The Absolute Best New Orleans Po'Boys According To Locals

Po'Boys and New Orleans go hand in hand. Like everything in the Crescent City, it is unique to the culture of Louisiana. After all, up until the Louisiana Purchase of 1803 when the United States purchased the territory, most households spoke French even after the purchase (via Slate). Americans settled in the Garden District to the west of the central area known as the French Quarter. However, even as English started to become more common, the marks of the previous culture permeated in the architecture, the culture, the names of the people, and most of all the types of food that make the Southern city extremely unique in the US.

When you hear the words Gumbo or Jambalaya, you think of New Orleans. When you hear red beans and rice or beignets, you think of New Orleans. All these foods have a history, an origin story about how they came into existence. While all these nationalities, and of course the Native Americans, had their own foods and recipes, sometimes the food that was available or the cooking methods were different. As such, what happened was they slowly evolved to become the dishes they are today. The Po'Boy — the New Orleans sub sandwich — has its own story and locals love to tell you about it, what makes a great po'boy, and of course, their favorite places to buy them.

Oh! Po'Boy! What's in a name?

If you're thinking the sandwich name kind of sounds like "poor boy," you'd be right. It got its slang name from what everyone originally referred to it as. However, the history of where the sandwich originated and how it got its name is a little muddy. Many New Orleans tour guides will tell you the story of how it was invented by the Martin Brothers who owned a coffee stand in the now-famous French Market. They claimed that during a transit strike in 1929, they would feed the workers for free with a long French loaf that was filled with meat and could be cut into several smaller pieces. 

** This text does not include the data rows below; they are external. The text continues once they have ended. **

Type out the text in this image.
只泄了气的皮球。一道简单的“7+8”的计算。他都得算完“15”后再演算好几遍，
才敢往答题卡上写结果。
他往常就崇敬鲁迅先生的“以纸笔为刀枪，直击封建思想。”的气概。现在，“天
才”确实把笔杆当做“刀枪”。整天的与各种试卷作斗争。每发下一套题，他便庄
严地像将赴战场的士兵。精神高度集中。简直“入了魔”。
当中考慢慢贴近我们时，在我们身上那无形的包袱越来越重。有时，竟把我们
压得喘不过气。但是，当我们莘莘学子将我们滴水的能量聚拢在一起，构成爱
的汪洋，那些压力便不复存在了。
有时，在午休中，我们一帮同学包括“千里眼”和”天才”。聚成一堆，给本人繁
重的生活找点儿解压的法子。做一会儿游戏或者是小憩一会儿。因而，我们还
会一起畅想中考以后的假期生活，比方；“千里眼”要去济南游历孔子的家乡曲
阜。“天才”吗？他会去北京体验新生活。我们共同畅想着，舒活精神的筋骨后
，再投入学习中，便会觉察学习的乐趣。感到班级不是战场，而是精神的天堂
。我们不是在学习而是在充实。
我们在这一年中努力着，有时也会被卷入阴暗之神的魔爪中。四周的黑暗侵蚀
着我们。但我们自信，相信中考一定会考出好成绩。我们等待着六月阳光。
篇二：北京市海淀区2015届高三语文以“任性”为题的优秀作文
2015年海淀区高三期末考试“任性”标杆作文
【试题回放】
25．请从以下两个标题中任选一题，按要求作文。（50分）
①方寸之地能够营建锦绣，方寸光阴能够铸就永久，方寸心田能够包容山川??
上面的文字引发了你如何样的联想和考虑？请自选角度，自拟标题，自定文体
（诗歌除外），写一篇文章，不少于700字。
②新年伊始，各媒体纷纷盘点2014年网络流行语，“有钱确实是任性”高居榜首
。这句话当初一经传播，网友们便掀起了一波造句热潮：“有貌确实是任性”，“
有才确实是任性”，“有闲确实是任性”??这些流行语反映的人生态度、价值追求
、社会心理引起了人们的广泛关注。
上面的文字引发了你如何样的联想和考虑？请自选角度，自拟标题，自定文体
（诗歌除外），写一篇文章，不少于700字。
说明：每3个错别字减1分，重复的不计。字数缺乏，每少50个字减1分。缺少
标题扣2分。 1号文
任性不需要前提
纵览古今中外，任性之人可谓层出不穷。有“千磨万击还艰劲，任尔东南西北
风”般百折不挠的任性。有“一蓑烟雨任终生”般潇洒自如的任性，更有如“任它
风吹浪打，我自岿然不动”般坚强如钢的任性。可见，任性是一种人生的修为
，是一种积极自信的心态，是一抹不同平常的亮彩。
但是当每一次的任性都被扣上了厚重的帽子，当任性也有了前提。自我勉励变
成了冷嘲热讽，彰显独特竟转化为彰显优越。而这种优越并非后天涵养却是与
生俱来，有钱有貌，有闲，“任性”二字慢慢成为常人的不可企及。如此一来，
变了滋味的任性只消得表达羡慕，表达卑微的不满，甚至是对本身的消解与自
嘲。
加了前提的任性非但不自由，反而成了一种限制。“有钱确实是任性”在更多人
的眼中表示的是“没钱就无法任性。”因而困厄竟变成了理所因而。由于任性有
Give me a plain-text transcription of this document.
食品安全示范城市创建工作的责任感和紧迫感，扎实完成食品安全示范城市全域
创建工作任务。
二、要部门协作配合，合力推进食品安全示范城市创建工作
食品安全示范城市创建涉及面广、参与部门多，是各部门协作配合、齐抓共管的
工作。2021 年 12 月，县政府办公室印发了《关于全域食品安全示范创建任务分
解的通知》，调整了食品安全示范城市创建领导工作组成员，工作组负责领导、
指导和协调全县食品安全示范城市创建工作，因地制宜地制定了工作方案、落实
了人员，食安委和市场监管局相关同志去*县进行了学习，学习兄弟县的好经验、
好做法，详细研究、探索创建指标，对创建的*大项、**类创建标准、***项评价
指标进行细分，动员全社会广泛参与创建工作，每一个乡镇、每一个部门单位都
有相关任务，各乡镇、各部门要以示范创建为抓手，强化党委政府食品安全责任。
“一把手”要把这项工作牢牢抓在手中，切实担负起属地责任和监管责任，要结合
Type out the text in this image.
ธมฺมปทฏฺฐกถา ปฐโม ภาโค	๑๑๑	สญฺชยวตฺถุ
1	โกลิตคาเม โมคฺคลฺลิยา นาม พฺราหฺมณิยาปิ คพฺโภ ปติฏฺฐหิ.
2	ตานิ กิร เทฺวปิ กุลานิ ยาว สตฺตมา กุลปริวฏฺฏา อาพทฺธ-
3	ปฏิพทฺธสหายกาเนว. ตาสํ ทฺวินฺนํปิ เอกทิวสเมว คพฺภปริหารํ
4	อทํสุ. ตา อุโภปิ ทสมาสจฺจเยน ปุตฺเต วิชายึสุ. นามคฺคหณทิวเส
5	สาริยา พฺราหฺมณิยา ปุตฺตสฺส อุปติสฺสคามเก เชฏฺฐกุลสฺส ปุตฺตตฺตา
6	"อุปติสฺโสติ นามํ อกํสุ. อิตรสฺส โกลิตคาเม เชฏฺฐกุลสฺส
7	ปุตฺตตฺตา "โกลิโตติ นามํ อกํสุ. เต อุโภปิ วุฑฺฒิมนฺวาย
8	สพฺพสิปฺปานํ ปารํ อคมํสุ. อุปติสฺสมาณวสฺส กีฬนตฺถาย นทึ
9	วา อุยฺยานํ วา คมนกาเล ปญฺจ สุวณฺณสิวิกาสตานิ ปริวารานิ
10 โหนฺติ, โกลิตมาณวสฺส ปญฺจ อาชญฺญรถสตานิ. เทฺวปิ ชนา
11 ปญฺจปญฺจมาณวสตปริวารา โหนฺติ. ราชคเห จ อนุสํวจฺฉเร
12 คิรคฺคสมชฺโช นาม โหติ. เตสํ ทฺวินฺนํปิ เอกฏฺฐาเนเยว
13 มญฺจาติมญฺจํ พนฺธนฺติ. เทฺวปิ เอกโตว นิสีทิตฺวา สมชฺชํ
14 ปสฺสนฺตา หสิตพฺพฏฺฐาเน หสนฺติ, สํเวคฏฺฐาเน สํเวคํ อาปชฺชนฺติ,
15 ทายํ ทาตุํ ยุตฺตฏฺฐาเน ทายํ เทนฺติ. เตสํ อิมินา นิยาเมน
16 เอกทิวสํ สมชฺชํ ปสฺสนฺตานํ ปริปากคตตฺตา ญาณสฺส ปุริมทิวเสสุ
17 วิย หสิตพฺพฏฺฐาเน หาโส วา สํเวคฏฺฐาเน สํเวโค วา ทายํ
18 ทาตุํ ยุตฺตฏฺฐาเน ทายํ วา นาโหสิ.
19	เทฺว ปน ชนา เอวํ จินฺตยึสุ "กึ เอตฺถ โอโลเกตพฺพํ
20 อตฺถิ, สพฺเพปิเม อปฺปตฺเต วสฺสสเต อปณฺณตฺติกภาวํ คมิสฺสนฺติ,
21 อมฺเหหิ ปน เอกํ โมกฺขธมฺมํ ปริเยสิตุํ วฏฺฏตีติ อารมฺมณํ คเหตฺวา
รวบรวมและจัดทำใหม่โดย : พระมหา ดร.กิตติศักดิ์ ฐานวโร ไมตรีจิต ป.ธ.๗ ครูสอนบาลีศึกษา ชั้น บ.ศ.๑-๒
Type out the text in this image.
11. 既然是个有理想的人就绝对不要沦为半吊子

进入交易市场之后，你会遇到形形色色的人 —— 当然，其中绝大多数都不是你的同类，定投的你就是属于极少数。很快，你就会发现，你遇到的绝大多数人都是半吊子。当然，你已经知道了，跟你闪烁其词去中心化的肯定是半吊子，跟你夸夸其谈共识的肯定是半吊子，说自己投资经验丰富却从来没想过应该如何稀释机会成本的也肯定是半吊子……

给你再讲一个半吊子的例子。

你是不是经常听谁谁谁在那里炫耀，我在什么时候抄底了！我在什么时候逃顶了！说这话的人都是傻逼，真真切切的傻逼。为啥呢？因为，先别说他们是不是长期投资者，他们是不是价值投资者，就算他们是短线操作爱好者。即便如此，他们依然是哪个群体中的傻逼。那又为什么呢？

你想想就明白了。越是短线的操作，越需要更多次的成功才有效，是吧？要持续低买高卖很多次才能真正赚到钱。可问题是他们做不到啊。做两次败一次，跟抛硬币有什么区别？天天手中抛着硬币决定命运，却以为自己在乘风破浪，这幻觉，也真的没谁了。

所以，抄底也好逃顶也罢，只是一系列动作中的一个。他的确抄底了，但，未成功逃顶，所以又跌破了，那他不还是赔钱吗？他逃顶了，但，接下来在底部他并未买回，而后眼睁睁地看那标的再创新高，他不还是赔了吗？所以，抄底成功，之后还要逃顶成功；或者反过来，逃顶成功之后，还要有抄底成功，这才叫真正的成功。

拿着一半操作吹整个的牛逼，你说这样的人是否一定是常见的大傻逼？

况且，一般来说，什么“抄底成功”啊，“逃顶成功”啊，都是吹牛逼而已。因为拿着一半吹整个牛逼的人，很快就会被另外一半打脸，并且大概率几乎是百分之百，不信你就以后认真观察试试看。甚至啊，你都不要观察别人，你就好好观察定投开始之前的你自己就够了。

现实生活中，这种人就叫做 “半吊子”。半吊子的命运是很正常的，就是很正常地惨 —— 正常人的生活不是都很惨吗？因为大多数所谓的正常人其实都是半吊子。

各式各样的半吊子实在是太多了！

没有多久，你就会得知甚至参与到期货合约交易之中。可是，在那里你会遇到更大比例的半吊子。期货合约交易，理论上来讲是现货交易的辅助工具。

According to New Orleans Historical, when Bennie Martin would see one of the striking men coming for a sandwich, he would say, "'Here comes another poor boy.'" Thus, the sandwich was referred to as the "po'boy." Other sources, however, indicate that the style of sandwich existed in the area before this time. There's also evidence of other sandwich shops claiming they were the original creators. While this might have been the case, the Martin Brothers are the ones who most likely put it on the map with their advertisements and write-ups in the local papers, per

Today, there a numerous eateries serving po'boys. It's a staple that many local Louisianians grew up with and love. So for an authentic experience when visiting the unique city on the banks of the Mississippi, it's always best to ask their advice. 

New Orleanians share their favorites

When asked what makes a good po'boy sandwich, most locals will immediately answer, "the bread." New Orleanians on the Facebook group Where NOLA eats agreed. Rene Bonee said, "You always want your po-boy bread to be fresh and crispy. Without good bread, it really doesn't matter what else is right or wrong, as nothing is worse than soggy bread." Mirriah Beck also said, "The bread is number one for me." The bread is made in the French loaf style with a crispy crust and soft insides. 

After that, people in the group suggested that a sandwich that was over-stuffed with meats or fried seafood and then dressed with mayonnaise or other sauces was important. 

Over 100 locals weighed in with their opinions about where to get the best po'boys. While the list of places mentioned were wide and varied, several received more Facebook likes than others. Popular eateries included Crabby Jack's in Old Jefferson and Bear's in Covington. Red Wagon Grocery in Harahan and Pontchartrain Po Boys on the North Shore and Parkway also received some love. For tourists, some of these eateries may be a bit out of the way from the French Quarter hotels. The only exception to this is that locals also voted for NOLA Po'Boys which is located on one of the main tourist thoroughfares at 908 Bourbon Street. One local recommended the "spicy fried shrimp smothered in crawfish and shrimp bisque."